IHS Markit analysts Gerrit Schneemann and Wayne Lam said Samsung is banking on its design language from 2017 to continue to match buyer preferences, while Samsung adds enough new features to justify upgrades.

Samsung is packing its main innovative push into the cameras of its latest flagship Galaxy S devices. All major handset brands bar Sony, Google, and HTC have deployed dual camera set ups broadly. These are the first Galaxy S models to feature a dual main camera design. Dual camera on its own is no longer a smartphone differentiator.

The decision to have dual camera capability on the Plus model does speak to a larger industry trend to offer premium features at premium pricing. The fact that the Galaxy S9+ price has pushed past the $900 mark signals top name OEMs’ ambition to capture more value at an increasing maturing smartphone market.

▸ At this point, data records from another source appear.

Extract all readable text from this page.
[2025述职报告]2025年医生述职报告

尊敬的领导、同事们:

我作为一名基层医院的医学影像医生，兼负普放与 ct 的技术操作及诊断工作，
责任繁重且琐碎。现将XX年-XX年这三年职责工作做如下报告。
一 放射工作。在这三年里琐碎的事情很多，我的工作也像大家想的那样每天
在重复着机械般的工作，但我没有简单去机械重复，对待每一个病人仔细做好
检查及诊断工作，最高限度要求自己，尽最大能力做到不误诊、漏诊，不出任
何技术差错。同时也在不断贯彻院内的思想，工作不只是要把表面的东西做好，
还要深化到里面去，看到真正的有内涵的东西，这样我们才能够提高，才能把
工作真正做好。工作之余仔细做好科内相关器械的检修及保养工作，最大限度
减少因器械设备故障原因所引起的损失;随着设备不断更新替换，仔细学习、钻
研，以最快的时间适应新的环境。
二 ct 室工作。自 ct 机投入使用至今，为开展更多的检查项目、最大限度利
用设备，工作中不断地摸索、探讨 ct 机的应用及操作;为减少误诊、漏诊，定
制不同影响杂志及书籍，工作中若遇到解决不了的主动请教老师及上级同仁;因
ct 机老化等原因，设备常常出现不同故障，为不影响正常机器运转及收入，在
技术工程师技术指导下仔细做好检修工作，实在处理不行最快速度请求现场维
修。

Samsung needs Galaxy S9 series to set the pace for 2018, after the company saw shipments decline by 2.2 percent year-over-year in Q4 2017, from 76m units in Q4 2016 to 74.3m units. While Apple also saw slight decline in shipment numbers, the company was able to raise its average selling price, by shipping more of its super premium devices, like iPhone 8 Plus and iPhone X.

Samsung hopes the Galaxy S9 and S9 Plus to ship in greater numbers than last year’s models. In the first full quarter of availability (Q2 2017), Galaxy S8 shipped 9.3 million units and 9.4 million units for Galaxy S8 Plus, but shipments declined to 5.4 million and 3.7 million units in next quarter, IHS Markit Smartphone Intelligence Service said.

Samsung will benefit from the timing of the competition’s market launches this year. Huawei and LG will not release their next flagship devices in the first quarter, IHS Markit said.